Это обнадеживало. Послушав Энтони, можно было подумать, что не успеет она и глазом моргнуть, как ее отдадут в жены лорду Гарри. По крайней мере матушка проявила хоть какое-то благоразумие в этом вопросе. Однако Пенелопа не могла показать, что рада этому.
Она прикусила губу, как будто хотела скрыть обиду. Хотя на самом деле пыталась скрыть улыбку.
– Матушка, ты не хочешь, чтобы я была счастливой?
Привычная к драматизму матушка лишь закатила глаза.
– Лучше бы ты еще как следует поразмыслила на эту тему, Пенелопа Растмур. Ты относишься к браку как к игре, словно брак – ничто. А он – вся твоя жизнь, дорогая. Будет жаль, если ты свяжешь себя с презренной личностью ради того, чтобы снискать себе немного внимания.
Пенелопа встала, чтобы удалиться. Завтрак и без того растянулся.
– Спасибо, матушка, но поверь, что для меня это гораздо больше, чем просто получение внимания.

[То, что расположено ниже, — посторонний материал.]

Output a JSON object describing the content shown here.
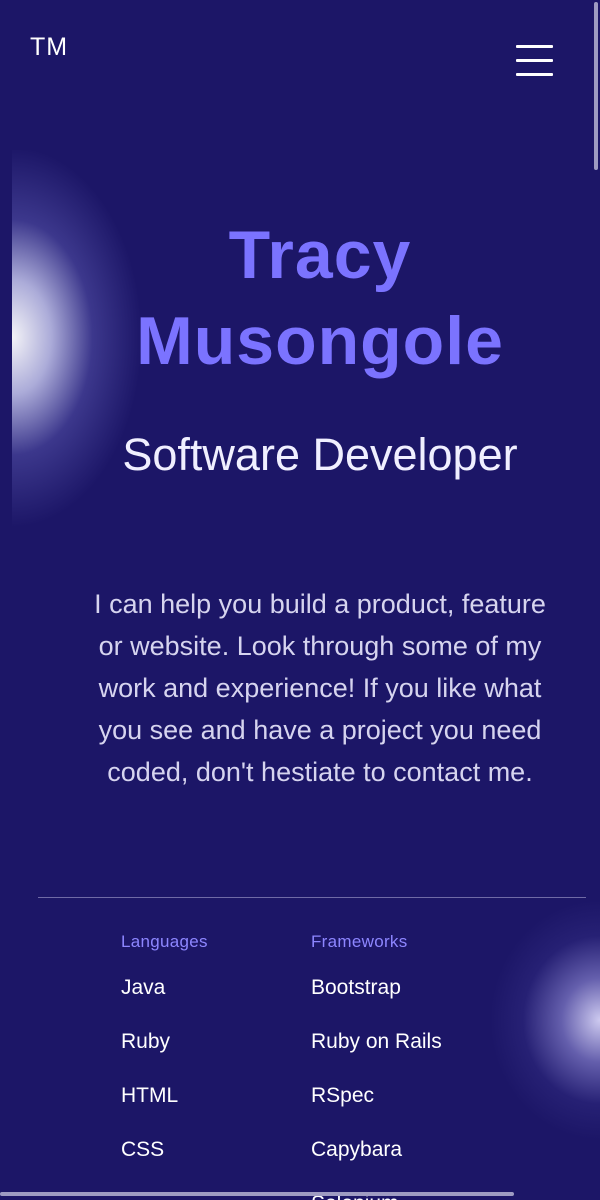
{
  "header": {
    "logo_text": "TM",
    "menu_icon": "hamburger-menu-icon"
  },
  "hero": {
    "name_line1": "Tracy",
    "name_line2": "Musongole",
    "role": "Software Developer",
    "intro": "I can help you build a product, feature or website. Look through some of my work and experience! If you like what you see and have a project you need coded, don't hestiate to contact me."
  },
  "skills": {
    "languages": {
      "heading": "Languages",
      "items": [
        "Java",
        "Ruby",
        "HTML",
        "CSS"
      ]
    },
    "frameworks": {
      "heading": "Frameworks",
      "items": [
        "Bootstrap",
        "Ruby on Rails",
        "RSpec",
        "Capybara",
        "Selenium"
      ]
    }
  },
  "colors": {
    "background": "#1c1667",
    "accent": "#7b73ff",
    "heading_accent": "#8d86ff",
    "text_light": "#f0efff"
  }
}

Гаррис сожалел, что не имеет денег на лучшее средство передвижения. Раньше подобная мысль не могла прийти ему в голову; обычно его меньше всего заботило, что скажут о нем люди. Однако сегодня было бы приятно приехать за Пенелопой на чем-то более эффектном, чем гремящая двуколка, которую ему удалось раздобыть. Девушка наверняка привыкла к более элегантным вещам и сразу увидит, что любая другая коляска в Лондоне лучше этой.
Правда, его не особенно волновало, что подумает Пенелопа. Она была лишь средством достижения цели. Растмур предложил вывезти ее сегодня на прогулку, что Гаррис и собирался сделать. Проклятие, он никак не ожидал, что человек проявит столько энтузиазма! Все было слишком хорошо, чтобы казаться правдой. Но кто он такой, чтобы жаловаться? Если Растмур хотел избавиться от своей сестры и денег, то Гаррис точно знал, что сделает с ними обоими.
Пенелопа порывисто вышла из дома, едва коляска остановилась. Разве он не должен был зайти за ней, перекинуться парой слов с ее матерью, дать возможность слугам разглядеть его должным образом? Однако ее появление приятно облегчило его задачу. Он тотчас вскочил с места, чтобы помочь ей сесть.
– Энтони нет дома, и я подумала, что мы можем избежать неловкости от встречи с матушкой, – сказала она.
На ней было платье цвета желтого нарцисса, делавшее голубизну ее глаз еще ярче. И шляпка ей очень шла. Гаррис, хоть и не считал себя экспертом в женской моде, тем не менее был польщен, что девушка приложила дополнительные усилия, чтобы выглядеть особенно привлекательной. И ей это удалось. Она была не менее прелестной, чем все другие женщины, с которыми он пересекался здесь, в Лондоне. Он не мог не испытать чувства гордости при мысли, что прохожие непременно обратят внимание, что это он, а не другой счастливчик, усадил ее в эту жалкую коляску.
– Значит, ваша матушка не в восторге от хорошей новости? – спросил он, когда Пенелопа устроилась на сиденье, а сам он примостился рядом.
– Она считает, что я слишком поспешно приняла решение и…
Она не стала продолжать, потому что он и без того знал, что лежало за неодобрением матери. Что ж, это характеризовало женщину с лучшей стороны. Было бы странно, если бы мать захотела отдать дочь замуж за столь печально знаменитого Гарриса Честертона.
– И ваша матушка меня не одобряет, – закончил он за нее, ударив кнутом замученную лошадь, понуждая ее к движению.
– Нет, не совсем так.
– Что ж, это хорошо, правда? И совпадает с вашим планом?
– Да, но мне бы не хотелось, чтобы вы чувствовали себя… оскорбленным, что ли.
Он только посмеялся.
– Мисс Растмур, уверяю вас, что неодобрения вашей матери мало, чтобы я оскорбился. На самом деле я бы встревожился за вас обеих, если бы она отнеслась ко мне с одобрением. Я, в конце концов, сущее чудовище.